Les inégalités sociales face au frottis ont été estimées pour divers indicateurs de position sociale par des mesures agrégées absolues et relatives. Pour répondre aux objectifs, des tests d’interactions ont été effectués. De même, des analyses concernant le prescripteur du dernier frottis, les trajectoires de dépistage (évolution temporelle du statut vis-à-vis du dépistage qui peut être : sous-dépistée, dépistée et sur-dépistée) et le nombre annuel de frottis ont été menées.
Principaux résultats obtenus
Les résultats intermédiaires (car des analyses avec un échantillon plus large sont en cours) en lien avec chacun des objectifs sont les suivants :
Objectif 1 : L’offre de soins de médecine générale estimée par la densité est apparue indépendante du taux de dépistage, alors que l’offre de soins en gynécologie était associée d’une part à moins de sous-dépistage et d’autre part, et de façon plus importante en amplitude, à davantage de sur-dépistage. En matière d’inégalités sociales, il n’a pas été observé davantage d’inégalités sociales face au sous-dépistage selon le prescripteur du frottis (généraliste ou gynécologue). Par contre les femmes consultant des gynécologues présentaient un risque de sur-dépistage socialement différentié en défaveur du haut de la hiérarchie sociale. Ce gradient n’existait pas chez les femmes suivies par un généraliste.
Objectif 2 : La comparaison des départements avec et sans DO n’a pas mis en évidence de différence en termes de taux de dépistage. En matière de gradients sociaux, seul le gradient relatif au niveau d’études était plus faible (et quasiment nul) dans les départements avec un DO.
Objectif 3 : L’indice de continuité de l’équipe soignante d’une année sur l’autre était très légèrement associé à davantage de dépistage et donc à moins de sous-dépistage et plus de sur-dépistage.

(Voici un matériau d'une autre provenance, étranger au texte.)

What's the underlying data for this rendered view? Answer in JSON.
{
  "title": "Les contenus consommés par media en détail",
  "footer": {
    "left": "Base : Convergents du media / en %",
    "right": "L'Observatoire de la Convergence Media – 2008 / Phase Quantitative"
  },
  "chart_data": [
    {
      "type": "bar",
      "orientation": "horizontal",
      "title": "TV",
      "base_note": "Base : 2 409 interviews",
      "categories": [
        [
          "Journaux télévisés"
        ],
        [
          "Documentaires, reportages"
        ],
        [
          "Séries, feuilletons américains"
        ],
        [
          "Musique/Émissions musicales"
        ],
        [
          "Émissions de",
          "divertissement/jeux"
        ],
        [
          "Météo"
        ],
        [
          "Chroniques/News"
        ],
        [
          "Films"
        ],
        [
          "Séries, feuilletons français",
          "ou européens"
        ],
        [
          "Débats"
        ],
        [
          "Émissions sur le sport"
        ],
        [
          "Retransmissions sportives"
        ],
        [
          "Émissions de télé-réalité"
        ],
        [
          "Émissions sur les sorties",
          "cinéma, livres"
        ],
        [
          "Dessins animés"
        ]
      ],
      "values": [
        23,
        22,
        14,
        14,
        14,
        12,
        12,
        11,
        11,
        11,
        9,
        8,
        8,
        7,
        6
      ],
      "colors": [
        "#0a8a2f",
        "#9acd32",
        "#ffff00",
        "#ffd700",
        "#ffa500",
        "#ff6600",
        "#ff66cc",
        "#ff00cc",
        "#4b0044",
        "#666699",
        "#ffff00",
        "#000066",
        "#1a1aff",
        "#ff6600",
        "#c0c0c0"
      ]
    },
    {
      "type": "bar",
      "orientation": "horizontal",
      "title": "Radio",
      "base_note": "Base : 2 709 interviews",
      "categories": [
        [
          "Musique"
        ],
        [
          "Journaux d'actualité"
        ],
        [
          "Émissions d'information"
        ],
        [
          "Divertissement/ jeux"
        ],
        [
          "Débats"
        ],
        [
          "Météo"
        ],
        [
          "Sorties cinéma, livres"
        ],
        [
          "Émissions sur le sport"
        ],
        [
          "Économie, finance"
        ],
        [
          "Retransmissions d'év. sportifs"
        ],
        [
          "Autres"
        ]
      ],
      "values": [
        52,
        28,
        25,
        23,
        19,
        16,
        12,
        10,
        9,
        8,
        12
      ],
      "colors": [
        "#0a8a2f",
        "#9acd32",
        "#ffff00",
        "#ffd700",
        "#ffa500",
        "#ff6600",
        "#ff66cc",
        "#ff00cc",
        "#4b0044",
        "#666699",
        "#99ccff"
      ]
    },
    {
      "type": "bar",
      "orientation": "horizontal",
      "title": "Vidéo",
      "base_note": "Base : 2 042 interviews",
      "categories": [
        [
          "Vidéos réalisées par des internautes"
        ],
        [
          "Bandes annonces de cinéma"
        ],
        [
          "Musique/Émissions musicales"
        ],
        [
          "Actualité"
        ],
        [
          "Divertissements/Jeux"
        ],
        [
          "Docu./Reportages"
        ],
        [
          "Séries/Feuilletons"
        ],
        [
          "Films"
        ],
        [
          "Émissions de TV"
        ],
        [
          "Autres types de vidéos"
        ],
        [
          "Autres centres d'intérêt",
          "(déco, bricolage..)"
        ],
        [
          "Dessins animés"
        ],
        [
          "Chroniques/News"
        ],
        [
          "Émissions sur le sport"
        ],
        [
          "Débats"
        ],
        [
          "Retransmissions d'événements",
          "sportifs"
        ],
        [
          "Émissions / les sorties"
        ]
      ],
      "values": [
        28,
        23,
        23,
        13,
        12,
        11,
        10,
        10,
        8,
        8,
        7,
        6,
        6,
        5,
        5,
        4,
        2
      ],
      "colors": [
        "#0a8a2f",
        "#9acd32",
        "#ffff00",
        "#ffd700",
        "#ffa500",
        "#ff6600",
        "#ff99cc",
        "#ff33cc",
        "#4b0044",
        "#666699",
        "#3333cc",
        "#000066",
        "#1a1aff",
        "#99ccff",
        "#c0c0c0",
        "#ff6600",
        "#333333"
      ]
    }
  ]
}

Aucune association avec des inégalités sociales de dépistage n’a été observée.
Objectif 4 : Le sexe masculin du médecin traitant était associé à légèrement plus de sous- dépistage ainsi qu’à un peu plus de d’inégalités socioéconomiques mais sans que celles-ci ne soient significatives.
Par ailleurs ce projet a permis de mettre en évidence les éléments suivants :
- En cas d’accumulation de plusieurs facteurs défavorables au dépistage, ceux-ci peuvent avoir un effet synergique, c’est-à-dire que la combinaison de ces désavantages produit des effets supérieurs à leur somme. Ainsi une « double peine » pour les femmes en surpoids/obésité, ainsi que pour celles ayant une origine migratoire étrangère a été mise en évidence. Ces femmes sont d’une part plus souvent sous-dépistées et d’autre part victimes d’inégalités sociales plus marquées.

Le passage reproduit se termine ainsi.